An additional interrelated concern involves the lack of solid information describing the developmental course of the prodromal phase. The prodromal stage of schizophrenia is a complex clinical construct in its own right. The extent to which there arc stages of the prodrome that are common to most individuals (for example, as hypothesized by Cornblatt and colleagues (private communication), attenuated negative symptoms followed by attenuated positive symptoms) is unknown. Such information would contribute to an understanding of when treatment should be initiated and what type of treatment is most appropriate for each prodromal phase.

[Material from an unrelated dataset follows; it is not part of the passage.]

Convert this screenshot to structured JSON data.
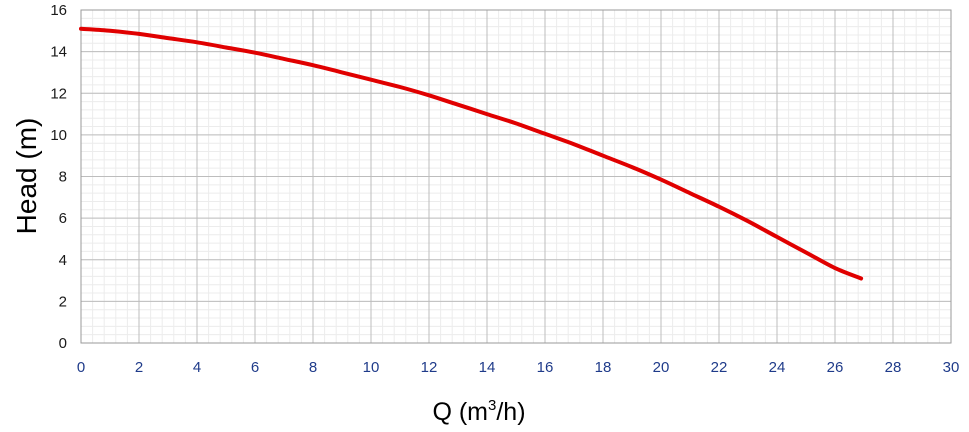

In our research program at Hillside Hospital, we have proposed that a naturalistic prospective research strategy can help to clarify the major developmental and clinical characteristics of the prodrome and answer many of the unresolved issues discussed above.

The Hillside Recognition and Prevention (RAP) program

The Recognition and Prevention (RAP) program of Hillside Hospital of the North Shore-Long Island Jewish Health System in New York is designed to prospectively characterize the schizophrenia prodrome and evaluate a range of early interventions, including various psychosocial and psychopharmacological therapies. The program consists of the RAP clinic, which provides treatment for prodromal adolescents, and a number of related research projects. Since prevention involves both the accurate identification of vulnerable individuals and the administration of effective treatments, both are major foci of the program. In terms of selection, a major goal of the RAP program is to establish a predictor profile that will combine the most accurate neurocognitive and prodromal (behavioral) risk factors. With respect to treatment, our strategy is to first conduct a naturalistic study of treatment effects. To do this, we currently treat “prodromal” symptoms as they would be treated in the real world; in other words, treatment targets specific symptoms rather than attempting prevention. As a result, RAP clinic interventions do not necessarily involve antipsychotic medication. In fact, preliminary data collected from a recently completed 3year pilot study involving 50 prodromal adolescents have suggested that antidepressants are as effective as antipsychotics in improving overall level of functioning in individuals free of overt psychotic symptoms.

By following a naturalistic prospective study design and treatment strategy for a minimum of 5 years, we hope to pinpoint the therapies most appropriate for specific symptoms and developmental stages of the prodrome and to address many of the other questions raised in the discussion above. Our long-term goals are to establish a highly accurate system of early detection and to develop clinical trials on the basis of our naturalistic findings, and thus move increasingly closer to prevention.